2. Rosalyn (Jessie Buckley) es la asistente que le ponen a Judy Garland a su llegada a Londres. En teoría, debería ser quien le facilite su estadía en el lugar, quien le consiga todo lo que necesite. En la realidad, se transforma en la única persona que puede mantener a Judy en esa serie de shows. Es un puente imprescindible entre ella y el escenario. A diferencia de su contraparte, no necesita hablar demasiado. Sus líneas están en su gran mayoría, relacionadas con lo práctico. Algo de lo que le espera ya aparece en la escena del primer ensayo en una sala con el pianista de la banda. No se trata solo que Judy llegue tarde, sino que decide no ensayar y se marcha. La primera noche de show es la profundización de ese camino: todos esperan a Judy, que sigue encerrada en su cuarto de hotel, decidida a no cantar, a no subirse al escenario. Quien la rescata es Rosalyn, que vuelve a buscarla y termina arrastrándola hasta el escenario. Rosalyn, esa típica inglesa de los 60, todavía no del todo influida por The Beatles y el Swinging London -¿acaso también un puente entre dos épocas, una que ya ha terminado y otra que está en su apogeo?- es la fuerza que desde el segundo plano sostiene a Judy Garland. Y es también el personaje que sostiene a la película, más que desde los diálogos, desde la forma en que su mirada –vean la escena en el pub con Judy (Reneé Zellweger) y Mickey (Finn Wittrock), o aquella en la que junto con Burt (Royce Pierresson), el pianista, la invitan a tomar un típico té inglés- se convierte en lo único sugestivo, lo único profundo que tiene para ofrecer la película.
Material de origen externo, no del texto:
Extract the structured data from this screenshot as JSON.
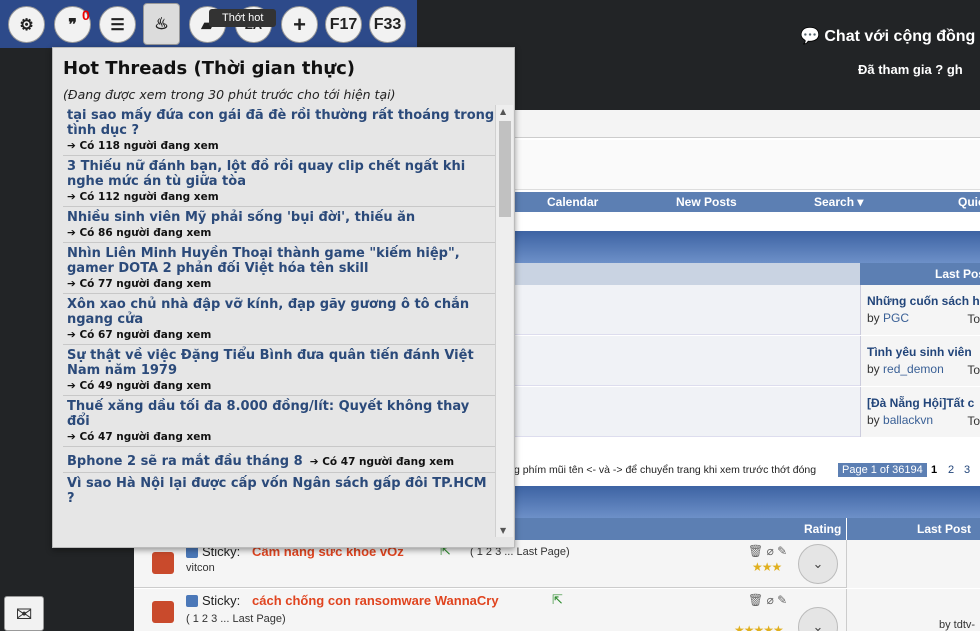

3. Hay dos o tres momentos luminosos que rescatan a Judy del abismo que va creando. El primero es la secuencia que se inicia cuando Judy sale tras el show y encuentra a dos fanáticos esperándola. Judy encuentra en ellos la posibilidad de salirse de ese esquema que la lleva del hotel al escenario. Les propone que la lleven a cenar. Es tarde y Londres parece una ciudad que ha bajado sus persianas. Entonces, deciden invitarla a la casa, algo se les ocurrirá. La secuencia es inmensamente feliz porque está contada desde la perspectiva de esos hombres que son pareja en una Londres donde han cambiado las leyes, pero los homosexuales siguen siendo mal vistos. Y los dos están felices porque han podido ver juntos a Garland en el escenario en todos los shows y no importa el pasado de arrestos por obscenidad, sino ese presente en que mal cocinan algo solo como excusa, y cantan con ella, y todo termina cuando Judy les dice “Cuando los veo, siento que tengo aliados”. El segundo momento es cuando la revisa el doctor Hargreaves (Adrián Lukis) en el cuarto de hotel. El médico le pide que cante, y el equívoco está en que parece que se lo pide otro fan, pero no, es solo entender qué le pasa a esa voz (esa que, como le dijo Louis Mayer, no tiene nadie más que ella). Después de ese breve racconto que incluye intentos de suicidio y una traqueotomía, el médico le dice que tiene que cuidarse. Su voz es casi un susurro y un pedido: cuídese, cuide esa voz que es como ninguna, eso que la diferencia de todos nosotros, para que podamos seguir escuchándola. El tercer momento, claro, es cuando en el final Judy, que irrumpió de manera inesperada cuando debía subir Lonnie Donegan (John Dagleish) canta “Over the Rainbow”. En un momento, se detiene y confiesa que no puede seguir cantando la canción. Se hace un silencio que parece que no va a terminar jamás. Pero en la planta alta del club está la pareja de “aliados”, que empieza a cantar, siguiendo con la letra de la canción y arrastrando consigo al resto del público, hasta el final. Las tres escenas son la puesta en pantalla del amor que esos personajes tienen por Judy Garland y que sobrepasa sus cualidades artísticas: aman a la cantante, a la mujer, al mito construido por el cine y a lo que significa para sus propias vidas.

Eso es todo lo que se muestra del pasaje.